Resolved GUID changing after SaveAsync

raysefo

Well-known member
Joined
Feb 22, 2019
Messages
361
Programming Experience
10+
Hi guys,

I am querying a table. If the GUID is empty in the table, I am generating new GUID and update the table. But as soon as I update and SaveAsync, the generated GUID changes interestingly. Why does it happen?

C#:
...
//Unique reference ID
                gameRequest.referenceId = Guid.NewGuid(); --> generates the GUID

                var gameRequestDto = iMapper.Map<GameRequest, GameRequestDto>(gameRequest);
                //Create signature
                gameRequest = Utilities.CreateSignature(gameRequestDto, RequestType.Initiate);

                //Add initiation request into database
                _unitOfWork.GameRepository.Insert(gameRequest);

                //Query GameBank database
                var gameBankResult =
                    await _unitOfWork.GameBankRepository.GetGamesAsync(g =>
                        g.productCode == requestDto.productCode && g.referenceId == Guid.Empty);

                //If we have exact number of games in our database, mark them!
                if (gameBankResult.Count() != 0 && gameBankResult.Count() >= requestDto.quantity)
                {
                    for (var index = 0; index < requestDto.quantity; index++)
                    {
                        var item = gameBankResult[index];
                        item.referenceId = gameRequest.referenceId; --> sets the GUID, so far no problem
                        item.requestDateTime = DateTime.Now;
                        item.responseDateTime = DateTime.Now;
                        _unitOfWork.GameBankRepository.Update(item);
                        await _unitOfWork.SaveAsync(); --> GUID changes after this
                    }

                    //Query GameBank database
                    var gameBankConfirmResult =
                        await _unitOfWork.GameBankRepository.GetGamesAsync(g =>
                            g.referenceId == gameRequest.referenceId); --> different GUID so no results returns
                    if (gameBankConfirmResult != null)
                    {
                        if (gameBankConfirmResult.Count == 1)
                        {
...
 
When I generate GUID,
C#:
//Unique reference ID
gameRequest.referenceId = Guid.NewGuid();

gameRequest.referenceId gets E0D4FABD-A0B9-4748-BC6B-8AD76D24767B

But all of a sudden, when I SaveAsync,
C#:
_unitOfWork.GameBankRepository.Update(item);
 await _unitOfWork.SaveAsync();

gameRequest.referenceId becomes some other GUID. (eg.
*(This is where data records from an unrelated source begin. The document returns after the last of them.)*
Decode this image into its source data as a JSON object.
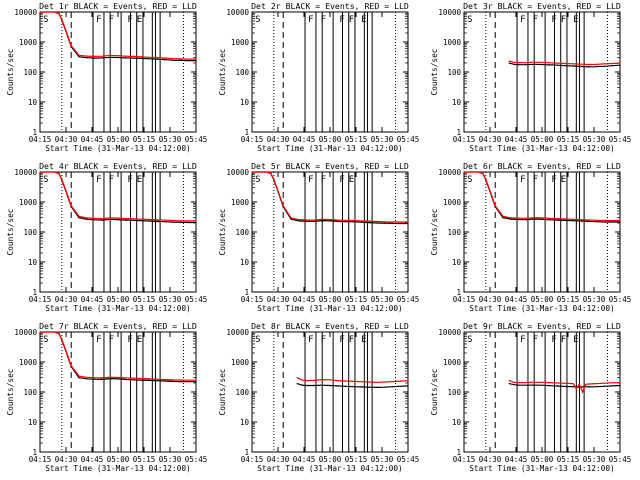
{
  "figure": {
    "xlabel": "Start Time (31-Mar-13 04:12:00)",
    "ylabel": "Counts/sec"
  },
  "legend_colors": {
    "events": "#000000",
    "lld": "#ff0000"
  },
  "chart_data": [
    {
      "type": "line",
      "title": "Det 1r BLACK = Events, RED = LLD",
      "x_ticks": [
        "04:15",
        "04:30",
        "04:45",
        "05:00",
        "05:15",
        "05:30",
        "05:45"
      ],
      "y_ticks": [
        "1",
        "10",
        "100",
        "1000",
        "10000"
      ],
      "xlim": [
        0,
        100
      ],
      "ylim": [
        1,
        10000
      ],
      "yscale": "log",
      "flags": [
        "S",
        "F",
        "F",
        "F",
        "E"
      ],
      "series": [
        {
          "name": "Events",
          "color": "#000000",
          "x": [
            0,
            4,
            9,
            12,
            14,
            17,
            20,
            25,
            30,
            35,
            40,
            45,
            50,
            55,
            60,
            65,
            70,
            75,
            80,
            85,
            90,
            95,
            100
          ],
          "values": [
            10000,
            10000,
            10000,
            9000,
            5500,
            2000,
            700,
            320,
            300,
            290,
            295,
            310,
            305,
            295,
            290,
            285,
            275,
            268,
            258,
            248,
            243,
            240,
            240
          ]
        },
        {
          "name": "LLD",
          "color": "#ff0000",
          "x": [
            0,
            4,
            9,
            12,
            14,
            17,
            20,
            25,
            30,
            35,
            40,
            45,
            50,
            55,
            60,
            65,
            70,
            75,
            80,
            85,
            90,
            95,
            100
          ],
          "values": [
            10000,
            10000,
            10000,
            9300,
            5800,
            2100,
            750,
            360,
            340,
            330,
            335,
            360,
            350,
            335,
            330,
            322,
            310,
            302,
            290,
            280,
            273,
            270,
            270
          ]
        }
      ]
    },
    {
      "type": "line",
      "title": "Det 2r BLACK = Events, RED = LLD",
      "x_ticks": [
        "04:15",
        "04:30",
        "04:45",
        "05:00",
        "05:15",
        "05:30",
        "05:45"
      ],
      "y_ticks": [
        "1",
        "10",
        "100",
        "1000",
        "10000"
      ],
      "xlim": [
        0,
        100
      ],
      "ylim": [
        1,
        10000
      ],
      "yscale": "log",
      "flags": [
        "S",
        "F",
        "F",
        "F",
        "F",
        "E"
      ],
      "series": []
    },
    {
      "type": "line",
      "title": "Det 3r BLACK = Events, RED = LLD",
      "x_ticks": [
        "04:15",
        "04:30",
        "04:45",
        "05:00",
        "05:15",
        "05:30",
        "05:45"
      ],
      "y_ticks": [
        "1",
        "10",
        "100",
        "1000",
        "10000"
      ],
      "xlim": [
        0,
        100
      ],
      "ylim": [
        1,
        10000
      ],
      "yscale": "log",
      "flags": [
        "S",
        "F",
        "F",
        "F",
        "F",
        "E"
      ],
      "series": [
        {
          "name": "Events",
          "color": "#000000",
          "x": [
            29,
            32,
            35,
            40,
            45,
            50,
            55,
            60,
            65,
            70,
            75,
            80,
            85,
            90,
            95,
            100
          ],
          "values": [
            200,
            180,
            175,
            175,
            180,
            178,
            172,
            168,
            162,
            158,
            152,
            148,
            150,
            155,
            162,
            168
          ]
        },
        {
          "name": "LLD",
          "color": "#ff0000",
          "x": [
            29,
            32,
            35,
            40,
            45,
            50,
            55,
            60,
            65,
            70,
            75,
            80,
            85,
            90,
            95,
            100
          ],
          "values": [
            230,
            210,
            205,
            205,
            212,
            210,
            203,
            198,
            192,
            188,
            182,
            178,
            180,
            186,
            192,
            198
          ]
        }
      ]
    },
    {
      "type": "line",
      "title": "Det 4r BLACK = Events, RED = LLD",
      "x_ticks": [
        "04:15",
        "04:30",
        "04:45",
        "05:00",
        "05:15",
        "05:30",
        "05:45"
      ],
      "y_ticks": [
        "1",
        "10",
        "100",
        "1000",
        "10000"
      ],
      "xlim": [
        0,
        100
      ],
      "ylim": [
        1,
        10000
      ],
      "yscale": "log",
      "flags": [
        "S",
        "F",
        "F",
        "F",
        "E"
      ],
      "series": [
        {
          "name": "Events",
          "color": "#000000",
          "x": [
            0,
            4,
            9,
            12,
            14,
            17,
            20,
            25,
            30,
            35,
            40,
            45,
            50,
            55,
            60,
            65,
            70,
            75,
            80,
            85,
            90,
            95,
            100
          ],
          "values": [
            10000,
            10000,
            10000,
            9000,
            5500,
            2000,
            700,
            300,
            265,
            255,
            250,
            265,
            260,
            250,
            245,
            238,
            232,
            226,
            220,
            214,
            210,
            208,
            208
          ]
        },
        {
          "name": "LLD",
          "color": "#ff0000",
          "x": [
            0,
            4,
            9,
            12,
            14,
            17,
            20,
            25,
            30,
            35,
            40,
            45,
            50,
            55,
            60,
            65,
            70,
            75,
            80,
            85,
            90,
            95,
            100
          ],
          "values": [
            10000,
            10000,
            10000,
            9300,
            5800,
            2100,
            750,
            330,
            295,
            285,
            280,
            295,
            290,
            280,
            275,
            268,
            262,
            255,
            248,
            242,
            237,
            235,
            235
          ]
        }
      ]
    },
    {
      "type": "line",
      "title": "Det 5r BLACK = Events, RED = LLD",
      "x_ticks": [
        "04:15",
        "04:30",
        "04:45",
        "05:00",
        "05:15",
        "05:30",
        "05:45"
      ],
      "y_ticks": [
        "1",
        "10",
        "100",
        "1000",
        "10000"
      ],
      "xlim": [
        0,
        100
      ],
      "ylim": [
        1,
        10000
      ],
      "yscale": "log",
      "flags": [
        "S",
        "F",
        "F",
        "F",
        "E"
      ],
      "series": [
        {
          "name": "Events",
          "color": "#000000",
          "x": [
            0,
            4,
            9,
            12,
            14,
            17,
            20,
            25,
            30,
            35,
            40,
            45,
            50,
            55,
            60,
            65,
            70,
            75,
            80,
            85,
            90,
            95,
            100
          ],
          "values": [
            10000,
            10000,
            10000,
            9000,
            5500,
            2000,
            700,
            270,
            235,
            228,
            225,
            240,
            235,
            225,
            222,
            218,
            212,
            206,
            200,
            196,
            193,
            192,
            192
          ]
        },
        {
          "name": "LLD",
          "color": "#ff0000",
          "x": [
            0,
            4,
            9,
            12,
            14,
            17,
            20,
            25,
            30,
            35,
            40,
            45,
            50,
            55,
            60,
            65,
            70,
            75,
            80,
            85,
            90,
            95,
            100
          ],
          "values": [
            10000,
            10000,
            10000,
            9300,
            5800,
            2100,
            750,
            295,
            260,
            252,
            250,
            265,
            260,
            250,
            246,
            242,
            236,
            230,
            224,
            219,
            216,
            215,
            215
          ]
        }
      ]
    },
    {
      "type": "line",
      "title": "Det 6r BLACK = Events, RED = LLD",
      "x_ticks": [
        "04:15",
        "04:30",
        "04:45",
        "05:00",
        "05:15",
        "05:30",
        "05:45"
      ],
      "y_ticks": [
        "1",
        "10",
        "100",
        "1000",
        "10000"
      ],
      "xlim": [
        0,
        100
      ],
      "ylim": [
        1,
        10000
      ],
      "yscale": "log",
      "flags": [
        "S",
        "F",
        "F",
        "F",
        "E"
      ],
      "series": [
        {
          "name": "Events",
          "color": "#000000",
          "x": [
            0,
            4,
            9,
            12,
            14,
            17,
            20,
            25,
            30,
            35,
            40,
            45,
            50,
            55,
            60,
            65,
            70,
            75,
            80,
            85,
            90,
            95,
            100
          ],
          "values": [
            10000,
            10000,
            10000,
            9000,
            5500,
            2000,
            700,
            300,
            270,
            262,
            258,
            272,
            266,
            256,
            250,
            244,
            238,
            232,
            226,
            220,
            216,
            215,
            215
          ]
        },
        {
          "name": "LLD",
          "color": "#ff0000",
          "x": [
            0,
            4,
            9,
            12,
            14,
            17,
            20,
            25,
            30,
            35,
            40,
            45,
            50,
            55,
            60,
            65,
            70,
            75,
            80,
            85,
            90,
            95,
            100
          ],
          "values": [
            10000,
            10000,
            10000,
            9300,
            5800,
            2100,
            750,
            330,
            298,
            290,
            286,
            300,
            294,
            284,
            278,
            272,
            265,
            258,
            251,
            245,
            241,
            240,
            240
          ]
        }
      ]
    },
    {
      "type": "line",
      "title": "Det 7r BLACK = Events, RED = LLD",
      "x_ticks": [
        "04:15",
        "04:30",
        "04:45",
        "05:00",
        "05:15",
        "05:30",
        "05:45"
      ],
      "y_ticks": [
        "1",
        "10",
        "100",
        "1000",
        "10000"
      ],
      "xlim": [
        0,
        100
      ],
      "ylim": [
        1,
        10000
      ],
      "yscale": "log",
      "flags": [
        "S",
        "F",
        "F",
        "F",
        "E"
      ],
      "series": [
        {
          "name": "Events",
          "color": "#000000",
          "x": [
            0,
            4,
            9,
            12,
            14,
            17,
            20,
            25,
            30,
            35,
            40,
            45,
            50,
            55,
            60,
            65,
            70,
            75,
            80,
            85,
            90,
            95,
            100
          ],
          "values": [
            10000,
            10000,
            10000,
            9000,
            5500,
            2000,
            700,
            300,
            275,
            268,
            264,
            280,
            274,
            262,
            256,
            250,
            244,
            238,
            232,
            226,
            222,
            220,
            220
          ]
        },
        {
          "name": "LLD",
          "color": "#ff0000",
          "x": [
            0,
            4,
            9,
            12,
            14,
            17,
            20,
            25,
            30,
            35,
            40,
            45,
            50,
            55,
            60,
            65,
            70,
            75,
            80,
            85,
            90,
            95,
            100
          ],
          "values": [
            10000,
            10000,
            10000,
            9300,
            5800,
            2100,
            750,
            340,
            310,
            300,
            296,
            312,
            305,
            294,
            288,
            281,
            274,
            267,
            260,
            254,
            249,
            248,
            248
          ]
        }
      ]
    },
    {
      "type": "line",
      "title": "Det 8r BLACK = Events, RED = LLD",
      "x_ticks": [
        "04:15",
        "04:30",
        "04:45",
        "05:00",
        "05:15",
        "05:30",
        "05:45"
      ],
      "y_ticks": [
        "1",
        "10",
        "100",
        "1000",
        "10000"
      ],
      "xlim": [
        0,
        100
      ],
      "ylim": [
        1,
        10000
      ],
      "yscale": "log",
      "flags": [
        "S",
        "F",
        "F",
        "F",
        "F",
        "E"
      ],
      "series": [
        {
          "name": "Events",
          "color": "#000000",
          "x": [
            29,
            32,
            35,
            40,
            45,
            50,
            55,
            60,
            65,
            70,
            75,
            80,
            85,
            90,
            95,
            100
          ],
          "values": [
            190,
            170,
            165,
            165,
            168,
            165,
            160,
            155,
            150,
            148,
            145,
            142,
            145,
            150,
            155,
            160
          ]
        },
        {
          "name": "LLD",
          "color": "#ff0000",
          "x": [
            29,
            32,
            35,
            40,
            45,
            50,
            55,
            60,
            65,
            70,
            75,
            80,
            85,
            90,
            95,
            100
          ],
          "values": [
            300,
            250,
            240,
            245,
            260,
            255,
            240,
            232,
            225,
            220,
            215,
            210,
            215,
            222,
            230,
            240
          ]
        }
      ]
    },
    {
      "type": "line",
      "title": "Det 9r BLACK = Events, RED = LLD",
      "x_ticks": [
        "04:15",
        "04:30",
        "04:45",
        "05:00",
        "05:15",
        "05:30",
        "05:45"
      ],
      "y_ticks": [
        "1",
        "10",
        "100",
        "1000",
        "10000"
      ],
      "xlim": [
        0,
        100
      ],
      "ylim": [
        1,
        10000
      ],
      "yscale": "log",
      "flags": [
        "S",
        "F",
        "F",
        "F",
        "F",
        "E"
      ],
      "series": [
        {
          "name": "Events",
          "color": "#000000",
          "x": [
            29,
            32,
            35,
            40,
            45,
            50,
            55,
            60,
            65,
            70,
            72,
            74,
            76,
            78,
            80,
            85,
            90,
            95,
            100
          ],
          "values": [
            190,
            175,
            168,
            168,
            170,
            168,
            162,
            158,
            152,
            150,
            148,
            145,
            148,
            150,
            148,
            150,
            155,
            160,
            165
          ]
        },
        {
          "name": "LLD",
          "color": "#ff0000",
          "x": [
            29,
            32,
            35,
            40,
            45,
            50,
            55,
            60,
            65,
            70,
            72,
            74,
            76,
            78,
            80,
            85,
            90,
            95,
            100
          ],
          "values": [
            240,
            210,
            205,
            208,
            212,
            210,
            205,
            200,
            195,
            190,
            130,
            185,
            100,
            180,
            185,
            190,
            196,
            202,
            208
          ]
        }
      ]
    }
  ]
}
F992CFD0-A7AE-E911-873B-B88A60FAD6E1)
 
You start the conversation mid-way like we just entered the room and you expect us to know what you are talking about... Please do try and put some effort into your posts before submitting and don't expect us to know what is wrong without descriptively explaining the problem. We are not mind readers, and we are not sitting in front of your screen seen what you are seen. Explain your code, and explain it line by line if it is not evident of what any such line is doing.

You will generally find when you put some effort into your question, you'll likely find the root cause of your problem, upon questioning. In most cases, most people do. Your little comments inline don't exactly add any clarity to the problem or the functionality that's broken, nor which you wish to achieve. Please elaborate.
 
As I vaguely recall in your other thread, you said you changed things so that the ID is generated by the database. To me it makes sense that if you called Insert(), and then eventually Update(), that the ID that the database generated would make it's way back to you eventually.
 
Since I'm a NoSQL guy, I typically read something SQL or Entity Framework, go think to myself "okay that was interesting" and then move on mostly flushing the details of what I read, but just keeping the gist of what the problem was. Anyway, I had to search around to find this article again:


The reason why I bring this up is because of your so-called Unit Of Work that you have above that you are actually using more like yet another Repository. As pointed out in the article, a unit of work is meant to encapsulate something atomic. In your code, you seem to want two tables to be updated in what seems to be something that should be atomic, yet, you are using a unit of work instead of the operations being inside your unit of work. Another thing that is kind of telling is that your seeming need to do a database operation and get an ID back from it. Notice that Rob points out that same problem about needing the ID.
 
We used to use repositories and a unit of work in my office but we found that it wasn't really accomplishing what it was supposed to and it was creating other issues. The primary issue was lack of support for parallelism in EF and the use of async/await in calling service methods. We basically ended up using our EF context where we would previously have used a unit of work and the DbSets were used where repositories would have been. The logic encapsulated in repository methods became ended up in service methods. Life has been better ever since. Given that the point of EF is to encapsulate and simplify data access, it does rather render separate unit of work and repositories pointless.
 
Well that's good. I believe that was the suggestion in many of the replies you received.

Good you finally got it working now.